4. Bone strengthening medications can stop breast cancer’s spread.
The most common place breast cancer will recur is in the bones, and research has gone back and forth on whether bone-strengthening medications called bisphosphonates, made to treat osteoporosis, can help prevent this.
Now, a meta-analysis of these studies published in the journal The Lancet confirms that these osteoporosis medications can reduce breast cancer recurrence in the bone and decrease deaths in postmenopausal women. Additionally, notes Gralow, the medications do what they were originally designed to do and have the added benefit of reducing fractures.
Hudis is more skeptical of the meta-analysis’ results, and notes that meta-analysis’ positive results were all in middle-aged people or older who are candidates for bisphosphonate medication anyway. Younger breast cancer patients will need to have a more in-depth discussion with their doctors, he said. As with all medications, bisphosphonates can have serious side effects, like osteonecrosis of the jaw — when the gum recedes and the jaw bone becomes exposed to air — or eye inflammation and severe musculoskeletal pain.
5. Immunotherapy is showing more promise in the treatment of incurable cancers.
The odds are stacked against women with triple negative breast cancer, a type that accounts for 10-20 percent of all breast cancers. This kind of cancer is much more aggressive and also more likely to affect young women, black women, Latino women and those with the BRCA1 gene mutation, notes Johns Hopkins Medicine. As the name implies, these tumors do not have estrogen receptors, progesterone receptors or the HER2 growth factor, which means three avenues of targeted treatment are not an option for them. Only surgery, radiation therapy and chemotherapy can be deployed against this kind of tumor, and often to little effect, as the type is more likely to come back and spread.

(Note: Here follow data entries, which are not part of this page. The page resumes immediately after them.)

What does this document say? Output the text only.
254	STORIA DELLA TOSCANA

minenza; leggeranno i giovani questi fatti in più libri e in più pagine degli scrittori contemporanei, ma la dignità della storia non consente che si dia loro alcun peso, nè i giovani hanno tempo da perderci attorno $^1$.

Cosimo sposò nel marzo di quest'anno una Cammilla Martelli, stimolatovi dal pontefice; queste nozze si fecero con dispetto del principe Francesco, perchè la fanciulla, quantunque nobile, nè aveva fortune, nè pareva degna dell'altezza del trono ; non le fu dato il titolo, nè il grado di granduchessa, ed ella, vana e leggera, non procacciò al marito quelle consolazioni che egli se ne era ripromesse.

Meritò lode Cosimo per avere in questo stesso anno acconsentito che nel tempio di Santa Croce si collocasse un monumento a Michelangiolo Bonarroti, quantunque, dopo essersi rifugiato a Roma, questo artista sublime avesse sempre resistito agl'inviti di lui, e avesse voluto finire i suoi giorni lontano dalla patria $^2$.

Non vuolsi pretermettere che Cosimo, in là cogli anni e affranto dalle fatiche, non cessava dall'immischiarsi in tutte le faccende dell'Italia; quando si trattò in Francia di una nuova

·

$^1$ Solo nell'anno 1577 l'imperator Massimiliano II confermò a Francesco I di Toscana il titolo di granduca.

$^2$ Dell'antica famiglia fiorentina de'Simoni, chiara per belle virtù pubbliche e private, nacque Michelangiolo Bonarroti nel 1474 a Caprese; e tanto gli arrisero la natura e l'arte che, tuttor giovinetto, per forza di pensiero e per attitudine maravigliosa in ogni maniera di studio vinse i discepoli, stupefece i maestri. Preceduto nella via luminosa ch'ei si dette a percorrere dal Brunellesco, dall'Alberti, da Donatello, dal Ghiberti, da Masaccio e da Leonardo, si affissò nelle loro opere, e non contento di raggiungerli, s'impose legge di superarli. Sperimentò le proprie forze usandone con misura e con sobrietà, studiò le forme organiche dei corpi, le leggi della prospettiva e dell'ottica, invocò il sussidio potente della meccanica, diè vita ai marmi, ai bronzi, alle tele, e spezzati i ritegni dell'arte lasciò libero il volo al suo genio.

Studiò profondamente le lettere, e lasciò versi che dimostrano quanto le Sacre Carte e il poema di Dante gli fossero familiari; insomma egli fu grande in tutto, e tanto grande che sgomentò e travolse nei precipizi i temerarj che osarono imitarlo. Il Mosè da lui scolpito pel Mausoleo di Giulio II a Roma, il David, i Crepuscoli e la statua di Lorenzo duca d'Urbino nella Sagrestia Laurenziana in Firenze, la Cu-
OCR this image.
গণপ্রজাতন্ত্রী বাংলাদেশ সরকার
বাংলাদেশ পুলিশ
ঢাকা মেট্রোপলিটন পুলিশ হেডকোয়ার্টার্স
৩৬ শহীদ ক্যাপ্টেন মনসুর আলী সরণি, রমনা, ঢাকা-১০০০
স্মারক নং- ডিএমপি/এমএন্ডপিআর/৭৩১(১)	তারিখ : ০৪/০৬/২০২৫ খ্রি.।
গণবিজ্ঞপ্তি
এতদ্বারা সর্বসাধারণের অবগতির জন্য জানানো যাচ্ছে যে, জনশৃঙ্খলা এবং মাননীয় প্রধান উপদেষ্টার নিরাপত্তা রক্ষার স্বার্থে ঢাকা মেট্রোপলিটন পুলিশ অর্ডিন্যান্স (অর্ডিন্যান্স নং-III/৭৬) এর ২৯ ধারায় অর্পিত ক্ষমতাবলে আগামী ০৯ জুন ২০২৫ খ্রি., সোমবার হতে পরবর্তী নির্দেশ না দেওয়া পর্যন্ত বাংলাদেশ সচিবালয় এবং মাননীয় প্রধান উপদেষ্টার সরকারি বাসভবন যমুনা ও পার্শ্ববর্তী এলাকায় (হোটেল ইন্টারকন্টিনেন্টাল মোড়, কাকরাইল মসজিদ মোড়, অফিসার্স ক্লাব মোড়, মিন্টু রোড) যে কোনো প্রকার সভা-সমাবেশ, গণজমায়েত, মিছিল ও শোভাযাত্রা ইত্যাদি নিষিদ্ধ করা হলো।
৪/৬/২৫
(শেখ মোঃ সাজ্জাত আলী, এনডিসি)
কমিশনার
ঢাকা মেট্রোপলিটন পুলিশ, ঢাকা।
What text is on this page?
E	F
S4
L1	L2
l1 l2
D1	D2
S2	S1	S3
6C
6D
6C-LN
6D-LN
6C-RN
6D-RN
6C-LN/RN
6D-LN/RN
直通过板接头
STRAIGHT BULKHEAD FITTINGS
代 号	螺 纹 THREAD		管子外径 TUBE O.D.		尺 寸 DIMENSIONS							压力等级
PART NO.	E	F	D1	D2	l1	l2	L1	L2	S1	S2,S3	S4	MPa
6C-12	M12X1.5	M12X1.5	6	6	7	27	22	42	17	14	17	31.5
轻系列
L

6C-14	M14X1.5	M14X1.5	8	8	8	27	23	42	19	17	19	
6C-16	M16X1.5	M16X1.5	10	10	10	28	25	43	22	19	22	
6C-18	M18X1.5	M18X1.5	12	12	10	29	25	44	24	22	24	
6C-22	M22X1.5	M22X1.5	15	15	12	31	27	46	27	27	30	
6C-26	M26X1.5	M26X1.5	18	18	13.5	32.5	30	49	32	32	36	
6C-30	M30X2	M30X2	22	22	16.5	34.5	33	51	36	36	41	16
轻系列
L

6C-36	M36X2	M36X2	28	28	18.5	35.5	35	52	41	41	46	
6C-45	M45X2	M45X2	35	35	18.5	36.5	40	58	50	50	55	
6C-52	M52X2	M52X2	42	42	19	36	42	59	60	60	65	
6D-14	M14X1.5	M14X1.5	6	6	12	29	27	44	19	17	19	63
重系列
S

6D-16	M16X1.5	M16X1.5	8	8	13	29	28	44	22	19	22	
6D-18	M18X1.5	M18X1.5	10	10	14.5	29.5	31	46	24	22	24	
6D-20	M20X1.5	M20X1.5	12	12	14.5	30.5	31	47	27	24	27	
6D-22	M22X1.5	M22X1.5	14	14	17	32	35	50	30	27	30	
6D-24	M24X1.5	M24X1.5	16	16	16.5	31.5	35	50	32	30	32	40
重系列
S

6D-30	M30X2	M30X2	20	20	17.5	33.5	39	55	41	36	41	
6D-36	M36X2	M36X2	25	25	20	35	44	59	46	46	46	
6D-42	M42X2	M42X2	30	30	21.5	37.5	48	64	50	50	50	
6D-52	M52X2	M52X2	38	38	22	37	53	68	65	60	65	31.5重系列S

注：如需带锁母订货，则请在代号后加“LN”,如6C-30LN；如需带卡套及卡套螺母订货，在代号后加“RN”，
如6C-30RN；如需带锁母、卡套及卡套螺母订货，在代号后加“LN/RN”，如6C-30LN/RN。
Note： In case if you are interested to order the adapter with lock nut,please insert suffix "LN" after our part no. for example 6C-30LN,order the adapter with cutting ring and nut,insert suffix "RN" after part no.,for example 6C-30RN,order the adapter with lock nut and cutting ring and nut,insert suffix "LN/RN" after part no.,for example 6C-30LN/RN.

But immunotherapy medication that activates a person’s own immune system against the tumor could one day be a promising therapy for triple negative breast cancer. For instance, a small study by Johns Hopkins researcher Dr. Leisha A. Emens found that an immunotherapy drug was able to halt the cancer’s progression for 24 weeks in 27 percent of participants. The study only had 54 participants, so the results are modest, but the drug’s promise is exciting. Emens presented the results of her study at the American Association for Cancer Research conference in April.
“It’s early days, but that’s an area of really exciting, ongoing and rapidly expanding research,” said Hudis. “If it works, it’ll represent something new and important for triple negative breast cancer.”